Besides Resorts World and BetMGM, other operators approved by the Gaming Commission are FanDuel, DraftKings, Bally BET, Rush Street Interactive, Caesars Sportsbook, Wynn Interactive, and PointsBet.
Under state law, the operators must work through platform providers that have servers based at an upstate casino resort.
Addabbo’s proposed concept appears to replicate the “hub-and-spoke” concept the Seminole Tribe of Florida is implementing with pari-mutuel operators in The Sunshine State. While the plan is being challenged in a federal court, Seminole Gaming has already announced the first five pari-mutuel partners. Jim Allen, Seminole Gaming’s CEO and the chairman of Hard Rock International, said there are many more interested in joining.
California Tribal gaming leaders are also considering a hub-and-spoke approach to mobile sports betting as part of a measure they’re proposing to put on the 2022 general election ballot. But the spokes in their model would be tribes that do not want to run an app of their own.
Opportunity for ‘Dialogue’ on Fixed-Odds Racing
While sports betting is a fixed-odds proposition, horse racing is a pari-mutuel betting game. That means the odds may rise or fall before the event begins, and the 10-1 shot you bet on during the post parade may only go off at 5-1 depending on how many bettors got on the horse before post time.
As sports betting has grown in the US in the three-plus years since the Supreme Court overturned the Professional and Amateur Sports Protection Act (PASPA), some have called on horse racing to offer a fixed-odds product. Proponents say it would attract new bettors to the sport, something racing desperately needs. However, horsemen, whose livelihoods depend on the cut they receive from the pari-mutuel takeout, have raised concerns that the lower takeout fixed-odds product would torpedo the sport’s traditional betting pools.
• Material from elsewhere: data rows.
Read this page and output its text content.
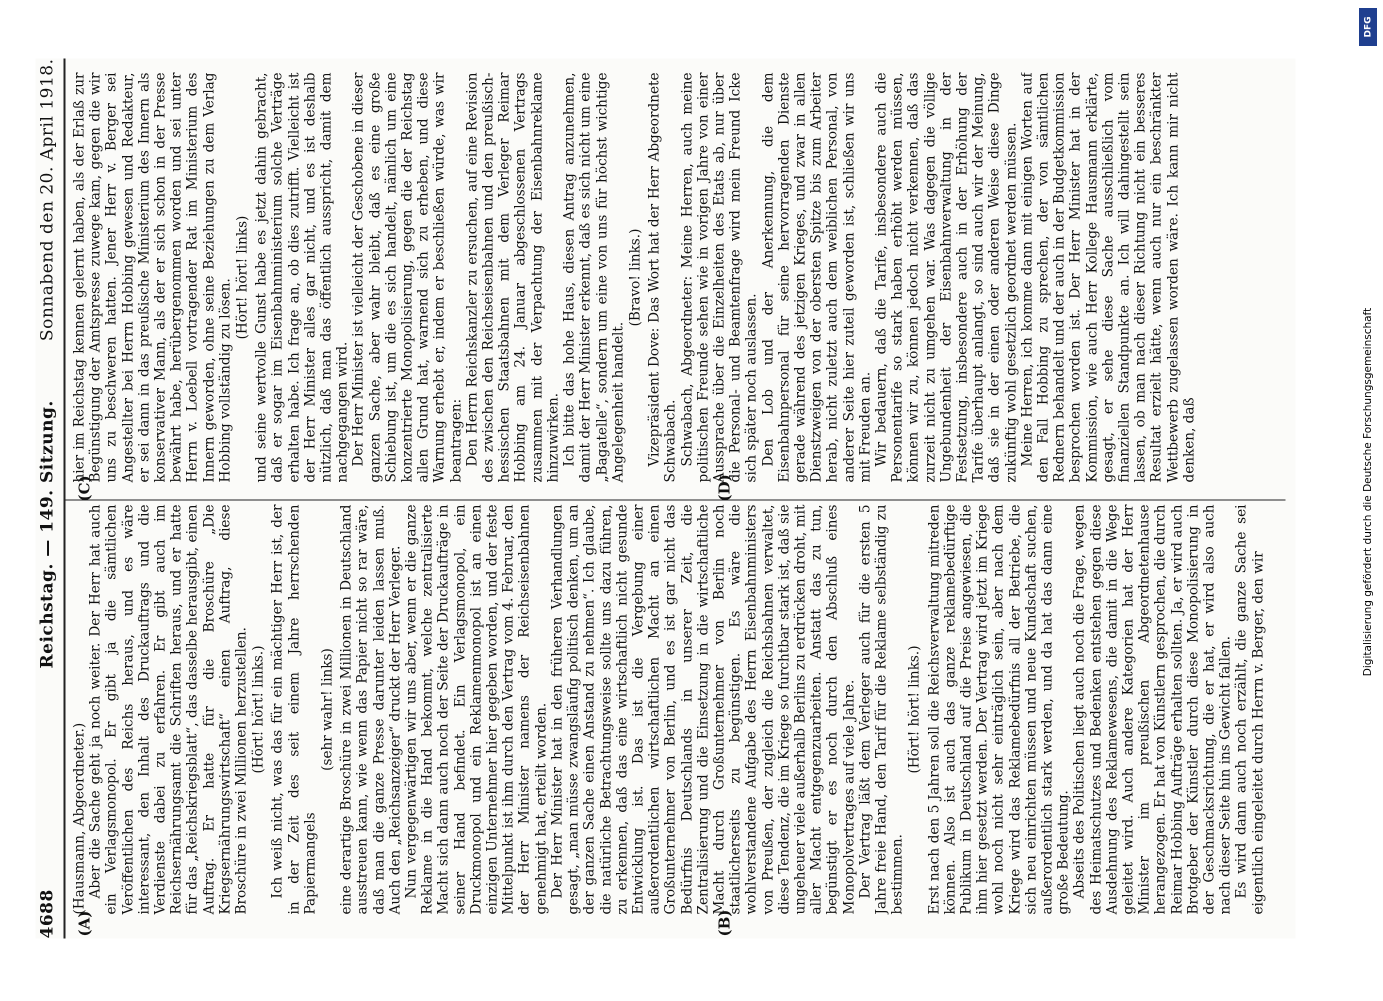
4688
Reichstag. — 149. Sitzung.
Sonnabend den 20. April 1918.
(A)	(B)
(C)	(D)

(Hausmann, Abgeordneter.) Aber die Sache geht ja noch weiter. Der Herr hat auch ein Verlagsmonopol. Er gibt ja die sämtlichen Veröffentlichen des Reichs heraus, und es wäre interessant, den Inhalt des Druckauftrags und die Verdienste dabei zu erfahren. Er gibt auch im Reichsernährungsamt die Schriften heraus, und er hatte für das „Reichskriegsblatt“, das dasselbe herausgibt, einen Auftrag. Er hatte für die Broschüre „Die Kriegsernährungswirtschaft“ einen Auftrag, diese Broschüre in zwei Millionen herzustellen. (Hört! hört! links.) Ich weiß nicht, was das für ein mächtiger Herr ist, der in der Zeit des seit einem Jahre herrschenden Papiermangels

(sehr wahr! links) eine derartige Broschüre in zwei Millionen in Deutschland ausstreuen kann, wie wenn das Papier nicht so rar wäre, daß man die ganze Presse darunter leiden lassen muß. Auch den „Reichsanzeiger“ druckt der Herr Verleger. Nun vergegenwärtigen wir uns aber, wenn er die ganze Reklame in die Hand bekommt, welche zentralisierte Macht sich dann auch noch der Seite der Druckaufträge in seiner Hand befindet. Ein Verlagsmonopol, ein Druckmonopol und ein Reklamenmonopol ist an einen einzigen Unternehmer hier gegeben worden, und der feste Mittelpunkt ist ihm durch den Vertrag vom 4. Februar, den der Herr Minister namens der Reichseisenbahnen genehmigt hat, erteilt worden. Der Herr Minister hat in den früheren Verhandlungen gesagt, „man müsse zwangsläufig politisch denken, um an der ganzen Sache einen Anstand zu nehmen“. Ich glaube, die natürliche Betrachtungsweise sollte uns dazu führen, zu erkennen, daß das eine wirtschaftlich nicht gesunde Entwicklung ist. Das ist die Vergebung einer außerordentlichen wirtschaftlichen Macht an einen Großunternehmer von Berlin, und es ist gar nicht das Bedürfnis Deutschlands in unserer Zeit, die Zentralisierung und die Einsetzung in die wirtschaftliche Macht durch Großunternehmer von Berlin noch staatlicherseits zu begünstigen. Es wäre die wohlverstandene Aufgabe des Herrn Eisenbahnministers von Preußen, der zugleich die Reichsbahnen verwaltet, diese Tendenz, die im Kriege so furchtbar stark ist, daß sie ungeheuer viele außerhalb Berlins zu erdrücken droht, mit aller Macht entgegenzuarbeiten. Anstatt das zu tun, begünstigt er es noch durch den Abschluß eines Monopolvertrages auf viele Jahre. Der Vertrag läßt dem Verleger auch für die ersten 5 Jahre freie Hand, den Tarif für die Reklame selbständig zu bestimmen.

(Hört! hört! links.) Erst nach den 5 Jahren soll die Reichsverwaltung mitreden können. Also ist auch das ganze reklamebedürftige Publikum in Deutschland auf die Preise angewiesen, die ihm hier gesetzt werden. Der Vertrag wird jetzt im Kriege wohl noch nicht sehr einträglich sein, aber nach dem Kriege wird das Reklamebedürfnis all der Betriebe, die sich neu einrichten müssen und neue Kundschaft suchen, außerordentlich stark werden, und da hat das dann eine große Bedeutung. Abseits des Politischen liegt auch noch die Frage, wegen des Heimatschutzes und Bedenken entstehen gegen diese Ausdehnung des Reklamewesens, die damit in die Wege geleitet wird. Auch andere Kategorien hat der Herr Minister im preußischen Abgeordnetenhause herangezogen. Er hat von Künstlern gesprochen, die durch Reimar Hobbing Aufträge erhalten sollten. Ja, er wird auch Brotgeber der Künstler durch diese Monopolisierung in der Geschmacksrichtung, die er hat, er wird also auch nach dieser Seite hin ins Gewicht fallen. Es wird dann auch noch erzählt, die ganze Sache sei eigentlich eingeleitet durch Herrn v. Berger, den wir

hier im Reichstag kennen gelernt haben, als der Erlaß zur Begünstigung der Amtspresse zuwege kam, gegen die wir uns zu beschweren hatten. Jener Herr v. Berger sei Angestellter bei Herrn Hobbing gewesen und Redakteur, er sei dann in das preußische Ministerium des Innern als konservativer Mann, als der er sich schon in der Presse bewährt habe, herübergenommen worden und sei unter Herrn v. Loebell vortragender Rat im Ministerium des Innern geworden, ohne seine Beziehungen zu dem Verlag Hobbing vollständig zu lösen.

(Hört! hört! links) und seine wertvolle Gunst habe es jetzt dahin gebracht, daß er sogar im Eisenbahnministerium solche Verträge erhalten habe. Ich frage an, ob dies zutrifft. Vielleicht ist der Herr Minister alles gar nicht, und es ist deshalb nützlich, daß man das öffentlich ausspricht, damit dem nachgegangen wird. Der Herr Minister ist vielleicht der Geschobene in dieser ganzen Sache, aber wahr bleibt, daß es eine große Schiebung ist, um die es sich handelt, nämlich um eine konzentrierte Monopolisierung, gegen die der Reichstag allen Grund hat, warnend sich zu erheben, und diese Warnung erhebt er, indem er beschließen würde, was wir beantragen: Den Herrn Reichskanzler zu ersuchen, auf eine Revision des zwischen den Reichseisenbahnen und den preußisch-hessischen Staatsbahnen mit dem Verleger Reimar Hobbing am 24. Januar abgeschlossenen Vertrags zusammen mit der Verpachtung der Eisenbahnreklame hinzuwirken. Ich bitte das hohe Haus, diesen Antrag anzunehmen, damit der Herr Minister erkennt, daß es sich nicht um eine „Bagatelle“, sondern um eine von uns für höchst wichtige Angelegenheit handelt.

(Bravo! links.) Vizepräsident Dove: Das Wort hat der Herr Abgeordnete Schwabach. Schwabach, Abgeordneter: Meine Herren, auch meine politischen Freunde sehen wie in vorigen Jahre von einer Aussprache über die Einzelheiten des Etats ab, nur über die Personal- und Beamtenfrage wird mein Freund Icke sich später noch auslassen. Den Lob und der Anerkennung, die dem Eisenbahnpersonal für seine hervorragenden Dienste gerade während des jetzigen Krieges, und zwar in allen Dienstzweigen von der obersten Spitze bis zum Arbeiter herab, nicht zuletzt auch dem weiblichen Personal, von anderer Seite hier zuteil geworden ist, schließen wir uns mit Freuden an. Wir bedauern, daß die Tarife, insbesondere auch die Personentarife so stark haben erhöht werden müssen, können wir zu, können jedoch nicht verkennen, daß das zurzeit nicht zu umgehen war. Was dagegen die völlige Ungebundenheit der Eisenbahnverwaltung in der Festsetzung, insbesondere auch in der Erhöhung der Tarife überhaupt anlangt, so sind auch wir der Meinung, daß sie in der einen oder anderen Weise diese Dinge zukünftig wohl gesetzlich geordnet werden müssen. Meine Herren, ich komme dann mit einigen Worten auf den Fall Hobbing zu sprechen, der von sämtlichen Rednern behandelt und der auch in der Budgetkommission besprochen worden ist. Der Herr Minister hat in der Kommission, wie auch Herr Kollege Hausmann erklärte, gesagt, er sehe diese Sache ausschließlich vom finanziellen Standpunkte an. Ich will dahingestellt sein lassen, ob man nach dieser Richtung nicht ein besseres Resultat erzielt hätte, wenn auch nur ein beschränkter Wettbewerb zugelassen worden wäre. Ich kann mir nicht denken, daß

DFG
Digitalisierung gefördert durch die Deutsche Forschungsgemeinschaft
New Jersey earlier this year passed a law that set up the legal framework for fixed-odds racing, and earlier this month, state officials approved the regulations. However, it’s still uncertain when the first races will be available to bettors.
Would fixed-odds be possible in New York? Addabbo told Casino.org that it’s worth discussing.
“Maybe for win, place, and show, I would say minimally, we could possibly talk about it for that,” the senator said. “But this is a great conversation to start with. We’re going to hear concerns. OTBs may have concerns and the standardbreds… Every good piece of legislation starts with a conversation. Starts with a dialogue, and this is a great dialogue. (The bill is) trying to better the horse racing industry.”
More Gaming Legislation Proposed
The horse racing bill is the latest gaming-related initiative to come out of Albany. Earlier this week, Assemblymember Gary Pretlow, D-Mount Vernon, announced he and Addabbo have filed bills that call on the state to issue two of the three downstate casino licenses this upcoming year. That’s instead of waiting until 2023, as according to the constitutional amendment New York voters approved in 2013.
The Gaming Commission has a request for information solicitation and will accept submissions for the informal, non-binding request through Dec. 10.
Pretlow made the announcement at a Wednesday rally held by a group of The Bronx and Westchester County business, labor, and civil leaders. All want to see the Empire City Casino in Yonkers get a full casino license. At the rally, he called on Gov. Kathy Hochul to support the measure, noting that her predecessor – ex-Gov. Andrew Cuomo – was an obstacle.
A spokesperson for Hochul told Casino.org Friday that that the governor would review all legislation that reached her desk.